Der jüngst publizierte Bildungsbericht 2026, für den der Bildungsökonom Stefan Wolter verantwortlich ist, warnt eindringlich vor der Schaffung neuer Kleinklassen. Als Argument führt er vor allem die finanziellen Auswirkungen und der Mangel an ausgebildeten Fachkräften an. Dabei präsentiert er Statistiken und Zahlen, die sich folgendermassen zusammenfassen lassen:
Eine Abkehr von der integrativen Schule würde schweizweit rund 2000 zusätzliche Lehrkräfte erfordern und Mehrkosten von rund 100 Millionen Franken verursachen.
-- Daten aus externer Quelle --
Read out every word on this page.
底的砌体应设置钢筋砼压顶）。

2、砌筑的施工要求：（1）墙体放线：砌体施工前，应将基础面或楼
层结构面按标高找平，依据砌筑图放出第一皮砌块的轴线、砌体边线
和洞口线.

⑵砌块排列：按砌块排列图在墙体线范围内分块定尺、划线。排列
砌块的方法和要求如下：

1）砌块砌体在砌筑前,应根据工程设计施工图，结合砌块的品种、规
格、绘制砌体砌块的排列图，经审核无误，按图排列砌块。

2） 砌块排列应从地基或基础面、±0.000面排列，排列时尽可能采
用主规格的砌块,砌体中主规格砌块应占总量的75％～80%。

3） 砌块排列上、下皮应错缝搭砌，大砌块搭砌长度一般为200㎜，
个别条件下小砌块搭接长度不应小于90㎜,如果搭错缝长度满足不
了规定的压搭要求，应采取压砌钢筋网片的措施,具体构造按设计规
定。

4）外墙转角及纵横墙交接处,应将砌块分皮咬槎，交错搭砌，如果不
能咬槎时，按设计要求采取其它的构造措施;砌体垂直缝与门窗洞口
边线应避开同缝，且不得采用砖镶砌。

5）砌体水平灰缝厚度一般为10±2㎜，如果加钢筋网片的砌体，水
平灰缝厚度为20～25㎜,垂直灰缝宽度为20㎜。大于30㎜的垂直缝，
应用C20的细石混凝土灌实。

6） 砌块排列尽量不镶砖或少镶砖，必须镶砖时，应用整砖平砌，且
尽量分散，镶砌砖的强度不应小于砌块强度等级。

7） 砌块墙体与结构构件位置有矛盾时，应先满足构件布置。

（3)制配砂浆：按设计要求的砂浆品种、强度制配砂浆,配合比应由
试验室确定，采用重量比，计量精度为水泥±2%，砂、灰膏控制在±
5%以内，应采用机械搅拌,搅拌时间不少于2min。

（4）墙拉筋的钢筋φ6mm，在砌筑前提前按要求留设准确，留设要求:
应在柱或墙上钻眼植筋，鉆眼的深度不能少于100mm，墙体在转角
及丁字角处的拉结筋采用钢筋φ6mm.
Ausserdem erwähnt Wolter, dass nur vier Prozent der Schüler auf sonderpädagogische Massnahmen angewiesen seien.

Offensichtlich werden hier von Herrn Wolter und seinem Staff zwei verschiedene Bereiche nicht scharf genug getrennt und deren ökonomische Folgen diffus wiedergegeben. Es gibt nämlich einen Unterschied zwischen der Separativen Schulung und den sonderpädagogischen Massnahmen.
Babylonische Wortkreationen
Die Berner Bildungsdirektion stellte in ihrem Bericht vom Mai 2025 fest: «Im Schuljahr 2024/25 ist für rund 80 Prozent aller Schülerinnen und Schüler im Kanton Bern das ordentliche Regelschulangebot ausreichend. Ungefähr 15 Prozent der Schülerinnen und Schüler erhalten im Rahmen der Regelschule zusätzliche Unterstützung in Form von sogenannten «einfachen sonderpädagogischen Massnahmen, 5 Prozent werden separativ beschult.»
Hinter dieser trockenen Amtssprache versteckt sich ein beträchtlicher Zündstoff. Es wird nämlich zugegeben, dass die von Befürwortern und Gegnern der integrativen Schule je nach Standpunkt begrüsste oder kritisierte Aufhebung der besonderen Klassen gar nie stattgefunden hat. Die ehemaligen Kleinklassen heissen einfach anders: Aquarien, Förderklassen, Lernateliers, Klassen mit besonderem Bildungsbedarf, sonderpädagogische Klassen, Sprachförderklasse, Lernförderklassen, Verhaltensunterstützende Klassen, Entlastungsklassen, Aufnahmeklassen (v. a. für neu zugewanderte Kinder), Time-out-Klassen (zeitlich befristet), Entlastungsklassen. Eine besonders kreative Wortschöpfung hat sich die Bieler Schuldirektion ausgedacht. Sie will aus den heute noch bestehenden Kleinklassen sogenannte das Projekt «Rauszeit» entwickeln.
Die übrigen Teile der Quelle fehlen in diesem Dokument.